Nos últimos 10 dias o assunto quase único em todos os meios de comunicação e mídias sociais é o coronavírus. Um torrilhão de reportagens, jornalísticas posts e mensagens em redes sociais vem abordando principalmente as estatísticas, atualizações de números de casos, medidas de prevenção, isolamento social, consequências econômicas, comportamento dos políticos e há até uma avalanche de piadas sobre o tema. Tudo isso parece importante, pois é necessário prevenir, observar as tendências sociais, políticas e econômicas e mesmo as piadas são uma forma de descontração que ajuda a dar um sorriso e superar o estresse.
Não vi, entretanto, nenhum comentário sobre a dor relativa à morte de mais de 10,000 pessoas no mundo e, agora, já em torno de uma centena no Brasil. Não que eu pense que devemos ficar anunciando a dor, mas o fato me intrigou. Parece haver uma enorme sensibilidade para as alegadas perdas dos bancos, empresas, entidades esportivas e empreendimentos econômicos em geral.
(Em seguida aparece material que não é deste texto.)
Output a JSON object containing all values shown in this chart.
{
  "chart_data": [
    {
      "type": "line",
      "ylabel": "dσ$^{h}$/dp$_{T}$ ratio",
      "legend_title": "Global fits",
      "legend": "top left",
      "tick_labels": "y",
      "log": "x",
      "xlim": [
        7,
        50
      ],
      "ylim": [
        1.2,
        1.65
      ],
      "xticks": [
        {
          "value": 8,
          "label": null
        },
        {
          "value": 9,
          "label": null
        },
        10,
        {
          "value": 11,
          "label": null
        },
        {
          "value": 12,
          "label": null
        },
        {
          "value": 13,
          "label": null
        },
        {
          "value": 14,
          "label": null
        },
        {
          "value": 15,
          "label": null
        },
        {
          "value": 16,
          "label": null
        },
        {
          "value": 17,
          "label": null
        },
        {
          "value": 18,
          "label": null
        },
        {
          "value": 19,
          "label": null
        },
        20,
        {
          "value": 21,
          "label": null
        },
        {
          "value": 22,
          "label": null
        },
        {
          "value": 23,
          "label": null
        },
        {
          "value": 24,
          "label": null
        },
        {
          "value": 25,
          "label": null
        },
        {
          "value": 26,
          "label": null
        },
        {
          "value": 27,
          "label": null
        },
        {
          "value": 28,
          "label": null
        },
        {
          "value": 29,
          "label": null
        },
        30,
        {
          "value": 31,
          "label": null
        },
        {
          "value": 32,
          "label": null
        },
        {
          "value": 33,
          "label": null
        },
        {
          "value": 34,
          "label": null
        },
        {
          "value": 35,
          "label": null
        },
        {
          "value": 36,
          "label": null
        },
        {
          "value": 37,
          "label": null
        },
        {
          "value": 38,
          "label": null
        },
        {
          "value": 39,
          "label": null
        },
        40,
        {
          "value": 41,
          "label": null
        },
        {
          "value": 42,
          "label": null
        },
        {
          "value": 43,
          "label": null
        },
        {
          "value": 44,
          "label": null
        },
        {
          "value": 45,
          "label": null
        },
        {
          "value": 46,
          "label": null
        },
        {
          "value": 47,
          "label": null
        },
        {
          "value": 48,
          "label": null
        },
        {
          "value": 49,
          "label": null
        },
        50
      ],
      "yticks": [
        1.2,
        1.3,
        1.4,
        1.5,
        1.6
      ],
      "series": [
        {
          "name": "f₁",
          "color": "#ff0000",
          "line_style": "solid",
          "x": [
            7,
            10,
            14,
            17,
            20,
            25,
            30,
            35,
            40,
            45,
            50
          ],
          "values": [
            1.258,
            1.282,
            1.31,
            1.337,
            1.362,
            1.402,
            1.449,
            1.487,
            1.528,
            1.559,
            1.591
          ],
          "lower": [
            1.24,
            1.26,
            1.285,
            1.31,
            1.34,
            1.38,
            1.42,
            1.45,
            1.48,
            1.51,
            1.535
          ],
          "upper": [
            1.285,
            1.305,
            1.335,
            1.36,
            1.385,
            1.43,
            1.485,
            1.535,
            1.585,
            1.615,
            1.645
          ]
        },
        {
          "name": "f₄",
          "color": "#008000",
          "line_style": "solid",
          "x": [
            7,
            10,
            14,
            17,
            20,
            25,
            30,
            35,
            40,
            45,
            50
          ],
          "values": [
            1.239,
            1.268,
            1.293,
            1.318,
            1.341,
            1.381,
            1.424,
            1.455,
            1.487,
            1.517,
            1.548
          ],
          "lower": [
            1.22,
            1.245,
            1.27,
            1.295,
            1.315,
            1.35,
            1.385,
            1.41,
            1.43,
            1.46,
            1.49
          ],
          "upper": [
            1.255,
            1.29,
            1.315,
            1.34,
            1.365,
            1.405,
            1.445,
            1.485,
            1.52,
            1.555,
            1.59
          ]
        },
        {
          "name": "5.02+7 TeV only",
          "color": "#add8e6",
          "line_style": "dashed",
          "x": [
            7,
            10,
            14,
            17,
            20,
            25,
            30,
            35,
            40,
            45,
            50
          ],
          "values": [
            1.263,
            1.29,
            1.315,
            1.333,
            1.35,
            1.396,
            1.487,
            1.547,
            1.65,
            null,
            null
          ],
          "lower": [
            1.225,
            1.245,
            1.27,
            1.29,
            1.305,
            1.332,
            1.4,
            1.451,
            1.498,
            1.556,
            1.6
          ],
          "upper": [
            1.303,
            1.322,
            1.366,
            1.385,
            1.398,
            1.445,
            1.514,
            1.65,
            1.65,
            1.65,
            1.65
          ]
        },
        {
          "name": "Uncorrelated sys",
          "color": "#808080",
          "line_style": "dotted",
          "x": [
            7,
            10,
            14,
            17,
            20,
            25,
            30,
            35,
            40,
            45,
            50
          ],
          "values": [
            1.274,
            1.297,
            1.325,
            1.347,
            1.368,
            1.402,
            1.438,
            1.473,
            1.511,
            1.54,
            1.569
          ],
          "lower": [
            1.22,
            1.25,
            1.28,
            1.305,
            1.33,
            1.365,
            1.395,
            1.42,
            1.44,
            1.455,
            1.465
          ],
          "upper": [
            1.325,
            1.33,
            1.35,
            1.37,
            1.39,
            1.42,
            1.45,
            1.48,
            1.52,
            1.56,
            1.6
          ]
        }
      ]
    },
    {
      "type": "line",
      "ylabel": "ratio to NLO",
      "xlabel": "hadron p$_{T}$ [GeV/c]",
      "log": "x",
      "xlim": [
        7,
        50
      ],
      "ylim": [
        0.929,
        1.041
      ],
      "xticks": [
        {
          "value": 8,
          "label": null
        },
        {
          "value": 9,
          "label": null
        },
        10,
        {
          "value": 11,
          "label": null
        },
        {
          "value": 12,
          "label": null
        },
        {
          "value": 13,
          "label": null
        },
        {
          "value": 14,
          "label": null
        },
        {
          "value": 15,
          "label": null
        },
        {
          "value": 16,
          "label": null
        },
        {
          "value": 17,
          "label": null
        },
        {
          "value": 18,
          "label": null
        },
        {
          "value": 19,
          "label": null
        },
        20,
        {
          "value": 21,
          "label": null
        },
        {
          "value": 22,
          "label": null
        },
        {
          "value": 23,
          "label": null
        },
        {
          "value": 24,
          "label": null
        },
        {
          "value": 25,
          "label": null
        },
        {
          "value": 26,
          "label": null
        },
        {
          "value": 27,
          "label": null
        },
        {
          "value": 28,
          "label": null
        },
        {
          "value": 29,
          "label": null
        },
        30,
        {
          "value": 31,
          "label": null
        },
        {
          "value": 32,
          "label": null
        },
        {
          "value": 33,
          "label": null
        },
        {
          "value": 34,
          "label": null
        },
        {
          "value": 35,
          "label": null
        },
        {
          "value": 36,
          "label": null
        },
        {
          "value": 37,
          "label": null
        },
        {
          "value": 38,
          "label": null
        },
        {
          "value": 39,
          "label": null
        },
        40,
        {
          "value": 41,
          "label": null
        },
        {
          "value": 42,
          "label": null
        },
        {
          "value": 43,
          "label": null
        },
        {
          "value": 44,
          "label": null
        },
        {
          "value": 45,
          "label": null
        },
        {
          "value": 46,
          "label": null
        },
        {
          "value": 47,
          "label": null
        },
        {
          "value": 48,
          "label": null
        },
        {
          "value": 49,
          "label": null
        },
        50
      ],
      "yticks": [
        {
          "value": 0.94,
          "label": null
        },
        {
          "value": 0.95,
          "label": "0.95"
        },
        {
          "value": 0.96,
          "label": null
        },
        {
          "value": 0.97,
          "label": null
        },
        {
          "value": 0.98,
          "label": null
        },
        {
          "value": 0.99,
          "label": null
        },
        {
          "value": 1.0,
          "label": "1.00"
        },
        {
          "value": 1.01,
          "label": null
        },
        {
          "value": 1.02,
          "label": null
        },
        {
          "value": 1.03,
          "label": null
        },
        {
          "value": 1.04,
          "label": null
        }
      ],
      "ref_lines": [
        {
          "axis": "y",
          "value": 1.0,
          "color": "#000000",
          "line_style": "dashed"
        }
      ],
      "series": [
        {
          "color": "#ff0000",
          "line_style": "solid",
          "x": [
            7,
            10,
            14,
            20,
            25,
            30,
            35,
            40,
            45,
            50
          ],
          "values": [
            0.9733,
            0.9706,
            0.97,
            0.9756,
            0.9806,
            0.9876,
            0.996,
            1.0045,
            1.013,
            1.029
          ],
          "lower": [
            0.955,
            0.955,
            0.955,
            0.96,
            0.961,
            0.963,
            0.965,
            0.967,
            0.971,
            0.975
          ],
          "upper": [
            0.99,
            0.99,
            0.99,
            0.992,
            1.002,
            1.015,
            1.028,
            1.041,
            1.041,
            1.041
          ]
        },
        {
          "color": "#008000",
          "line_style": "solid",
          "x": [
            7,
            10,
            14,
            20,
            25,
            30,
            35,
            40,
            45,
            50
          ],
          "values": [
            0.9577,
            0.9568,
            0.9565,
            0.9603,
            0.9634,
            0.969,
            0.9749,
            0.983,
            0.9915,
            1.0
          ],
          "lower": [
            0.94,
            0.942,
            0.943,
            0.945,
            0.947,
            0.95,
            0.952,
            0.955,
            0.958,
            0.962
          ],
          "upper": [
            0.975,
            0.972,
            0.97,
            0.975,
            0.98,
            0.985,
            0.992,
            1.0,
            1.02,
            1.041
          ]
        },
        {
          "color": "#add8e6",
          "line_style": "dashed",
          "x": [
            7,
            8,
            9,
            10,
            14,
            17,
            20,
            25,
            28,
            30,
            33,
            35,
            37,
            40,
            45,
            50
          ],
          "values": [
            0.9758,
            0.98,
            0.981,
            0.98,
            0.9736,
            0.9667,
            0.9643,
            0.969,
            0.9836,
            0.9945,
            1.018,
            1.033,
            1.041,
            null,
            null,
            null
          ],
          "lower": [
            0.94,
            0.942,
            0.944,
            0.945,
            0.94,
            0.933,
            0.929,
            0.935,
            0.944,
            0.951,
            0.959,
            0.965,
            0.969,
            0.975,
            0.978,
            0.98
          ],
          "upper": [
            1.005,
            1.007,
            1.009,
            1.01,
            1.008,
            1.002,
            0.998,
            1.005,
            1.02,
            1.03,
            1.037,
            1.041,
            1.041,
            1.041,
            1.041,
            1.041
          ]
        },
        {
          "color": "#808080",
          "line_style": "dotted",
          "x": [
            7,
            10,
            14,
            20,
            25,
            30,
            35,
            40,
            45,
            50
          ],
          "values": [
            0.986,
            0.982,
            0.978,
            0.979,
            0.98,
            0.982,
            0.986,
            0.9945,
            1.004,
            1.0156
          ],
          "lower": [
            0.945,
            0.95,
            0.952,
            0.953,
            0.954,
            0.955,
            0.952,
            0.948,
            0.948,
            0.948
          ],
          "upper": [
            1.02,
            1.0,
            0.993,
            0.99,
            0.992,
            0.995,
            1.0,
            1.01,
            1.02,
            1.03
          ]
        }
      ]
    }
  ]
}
Vimos políticos aproveitando a oportunidade para acirrar picuinhas ideológicas e pessoais e empurrar suas agendas particulares, projetos de reformas que podem, em meio ao pânico, serem vendidos como essenciais até mesmo para controlar o vírus, quiçá aproveitando para passar seus projetos em regimes de urgência, sem discussão maior. Vimos jornalistas, em Santa Catarina, perguntar, de forma incitatória, se o governo do Estado aproveitaria para reduzir salários dos servidores públicos, o segmento que demonstrou sua crucial importância frente à epidemia. Vimos até notícias boas, como a limpeza dos canais de Veneza, mostrando mais uma vez que o ecossistema pode ser recuperado. Mas a dor ficou invisível.
Nas famílias e círculos sociais das mais de 10.000 pessoas mortas pelo vírus há sofrimento, angústia, choro, desespero. Foram-se entes amados que até recentemente partilhavam da vida familiar e comunitária, ajudavam, empreendiam, aconselhavam, brigavam, compartilhavam emoções e momentos felizes e menos felizes. Pessoas de todo tipo, nacionalidade, orientações políticas e opções sexuais. O vírus não discriminou classe, fé ou postura social. Vem devastando populações asiáticas, europeias, oceânicas, africanas e americanas. A dor também não deve ser muito diferente nos inúmeros lares atingidos.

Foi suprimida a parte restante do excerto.